Il est vrai, cet état mental n’était pas le mien, et, quoique je fusse très surexcité depuis quelque temps, je parvenais à me maintenir dans les limites du réel. Je ne formais plus qu’un seul vœu : c’était que la mer et le vent restassent aussi propices au-delà qu’en deçà du cercle antarctique.

En ce qui concerne le capitaine Len Guy, le lieutenant, les anciens matelots de l’équipage, une évidente satisfaction se peignit sur leurs traits rudes, leurs figures bronzées par le hâle, lorsqu’ils apprirent que le soixante-dixième parallèle venait d’être franchi par la goélette. Le lendemain, d’un ton guilleret, la face épanouie, Hurliguerly m’accosta sur le pont.

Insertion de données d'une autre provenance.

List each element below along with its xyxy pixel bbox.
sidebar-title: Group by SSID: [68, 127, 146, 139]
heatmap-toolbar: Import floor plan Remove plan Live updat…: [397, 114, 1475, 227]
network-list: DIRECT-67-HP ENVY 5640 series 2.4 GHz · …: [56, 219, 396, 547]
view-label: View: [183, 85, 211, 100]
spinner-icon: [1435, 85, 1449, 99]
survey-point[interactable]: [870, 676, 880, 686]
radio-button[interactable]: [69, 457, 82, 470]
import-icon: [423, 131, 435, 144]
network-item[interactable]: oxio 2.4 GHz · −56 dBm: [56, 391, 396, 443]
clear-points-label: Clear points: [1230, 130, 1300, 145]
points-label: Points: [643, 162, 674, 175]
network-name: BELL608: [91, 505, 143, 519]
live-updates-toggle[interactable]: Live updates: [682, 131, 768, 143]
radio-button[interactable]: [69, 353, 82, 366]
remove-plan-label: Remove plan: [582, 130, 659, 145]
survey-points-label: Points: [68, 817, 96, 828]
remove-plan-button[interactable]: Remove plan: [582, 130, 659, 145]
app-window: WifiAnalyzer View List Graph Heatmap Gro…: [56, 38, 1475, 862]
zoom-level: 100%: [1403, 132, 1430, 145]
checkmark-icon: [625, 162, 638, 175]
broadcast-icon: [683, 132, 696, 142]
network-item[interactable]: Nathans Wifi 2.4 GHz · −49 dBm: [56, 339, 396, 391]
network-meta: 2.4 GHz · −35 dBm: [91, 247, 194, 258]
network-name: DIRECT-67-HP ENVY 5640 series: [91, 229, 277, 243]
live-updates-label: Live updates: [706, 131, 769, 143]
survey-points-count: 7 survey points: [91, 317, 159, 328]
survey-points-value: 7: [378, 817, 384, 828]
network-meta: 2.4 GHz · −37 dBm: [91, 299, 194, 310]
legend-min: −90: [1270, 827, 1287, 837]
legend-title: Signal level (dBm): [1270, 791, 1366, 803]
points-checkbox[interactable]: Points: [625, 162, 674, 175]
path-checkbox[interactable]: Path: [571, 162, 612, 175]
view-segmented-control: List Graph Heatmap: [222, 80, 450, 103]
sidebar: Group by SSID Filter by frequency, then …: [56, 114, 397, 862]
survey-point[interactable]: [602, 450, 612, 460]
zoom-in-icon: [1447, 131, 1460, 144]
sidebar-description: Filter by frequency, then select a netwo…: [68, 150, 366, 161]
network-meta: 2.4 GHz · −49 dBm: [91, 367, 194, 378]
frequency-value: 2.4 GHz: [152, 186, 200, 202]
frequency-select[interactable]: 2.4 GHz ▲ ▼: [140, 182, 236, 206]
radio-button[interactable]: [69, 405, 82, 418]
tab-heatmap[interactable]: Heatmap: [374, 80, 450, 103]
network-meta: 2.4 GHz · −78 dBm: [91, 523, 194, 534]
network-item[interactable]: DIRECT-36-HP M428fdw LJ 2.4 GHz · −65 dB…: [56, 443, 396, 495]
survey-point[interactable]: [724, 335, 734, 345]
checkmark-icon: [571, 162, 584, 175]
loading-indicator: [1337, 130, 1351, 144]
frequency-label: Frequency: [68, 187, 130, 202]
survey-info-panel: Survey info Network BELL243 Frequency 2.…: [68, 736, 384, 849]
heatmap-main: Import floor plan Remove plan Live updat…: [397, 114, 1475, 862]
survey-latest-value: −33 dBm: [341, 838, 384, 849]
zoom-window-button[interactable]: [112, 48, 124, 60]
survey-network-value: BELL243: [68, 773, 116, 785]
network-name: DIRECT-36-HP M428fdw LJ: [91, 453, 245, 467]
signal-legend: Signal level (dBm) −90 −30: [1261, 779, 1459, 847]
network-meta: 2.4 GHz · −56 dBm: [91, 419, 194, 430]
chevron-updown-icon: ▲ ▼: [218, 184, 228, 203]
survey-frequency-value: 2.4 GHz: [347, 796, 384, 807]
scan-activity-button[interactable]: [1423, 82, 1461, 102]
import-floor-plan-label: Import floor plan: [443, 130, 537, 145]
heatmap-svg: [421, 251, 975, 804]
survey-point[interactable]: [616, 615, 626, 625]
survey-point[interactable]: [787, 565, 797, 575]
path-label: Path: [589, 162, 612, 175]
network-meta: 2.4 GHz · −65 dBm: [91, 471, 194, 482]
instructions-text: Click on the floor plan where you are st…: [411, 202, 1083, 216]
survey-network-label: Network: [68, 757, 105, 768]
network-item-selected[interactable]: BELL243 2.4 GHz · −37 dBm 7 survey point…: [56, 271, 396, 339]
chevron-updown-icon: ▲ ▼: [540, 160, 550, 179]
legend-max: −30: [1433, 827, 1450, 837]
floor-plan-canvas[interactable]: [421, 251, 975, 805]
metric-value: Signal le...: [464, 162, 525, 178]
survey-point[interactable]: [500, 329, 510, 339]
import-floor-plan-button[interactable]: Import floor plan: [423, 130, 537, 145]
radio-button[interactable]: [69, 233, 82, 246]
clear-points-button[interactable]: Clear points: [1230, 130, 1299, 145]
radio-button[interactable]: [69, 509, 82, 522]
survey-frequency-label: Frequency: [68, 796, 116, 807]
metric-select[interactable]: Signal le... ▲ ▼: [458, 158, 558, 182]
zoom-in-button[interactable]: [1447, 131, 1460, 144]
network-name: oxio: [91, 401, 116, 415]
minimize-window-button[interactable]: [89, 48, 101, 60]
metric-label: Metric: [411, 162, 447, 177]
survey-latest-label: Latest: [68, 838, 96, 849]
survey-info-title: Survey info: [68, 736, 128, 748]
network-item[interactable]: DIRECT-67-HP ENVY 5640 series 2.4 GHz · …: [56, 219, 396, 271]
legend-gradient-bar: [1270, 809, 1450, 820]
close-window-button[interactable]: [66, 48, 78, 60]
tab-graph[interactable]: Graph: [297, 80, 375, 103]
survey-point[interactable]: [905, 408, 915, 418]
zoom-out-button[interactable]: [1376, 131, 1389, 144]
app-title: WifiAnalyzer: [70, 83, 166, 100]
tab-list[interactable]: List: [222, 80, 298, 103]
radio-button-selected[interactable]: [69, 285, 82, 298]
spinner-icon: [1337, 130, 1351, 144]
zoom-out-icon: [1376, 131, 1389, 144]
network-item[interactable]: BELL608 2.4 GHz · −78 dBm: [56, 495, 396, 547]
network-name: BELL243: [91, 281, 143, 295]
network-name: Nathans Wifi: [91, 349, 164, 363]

« Hé ! hé ! monsieur Jeorling, s’exclama-t-il, le voilà derrière nous, le fameux cercle…

— Pas assez, bosseman, pas assez !

— Ça viendra… Ça viendra !… Mais j’ai un désappointement…

— Lequel ?…

— C’est que nous ne fassions pas ce qui se fait à bord des navires au passage de la ligne !

— Vous le regrettez ?… demandai-je.

— Sans doute, et l’Halbrane aurait pu s’accorder la cérémonie d’un baptême austral !…

— D’un baptême ?… Et qui auriez-vous baptisé, bosseman, puisque nos hommes, tout comme vous, ont déjà navigué au-delà de ce parallèle ?…

— Nous… oui !… Vous… non, monsieur Jeorling !… Et pourquoi, s’il vous plaît, cette cérémonie ne se serait-elle pas faite en votre honneur ?…

— Il est vrai, bosseman, c’est la première fois, au cours de mes voyages, que je me serai élevé si haut en latitude…

— Ce qui eût mérité un baptême, monsieur Jeorling… Oh ! sans grand fracas… sans tambour ni trompette… et sans faire intervenir le Père Antarctique avec sa mascarade habituelle !… Si vous vouliez me permettre de vous bénir…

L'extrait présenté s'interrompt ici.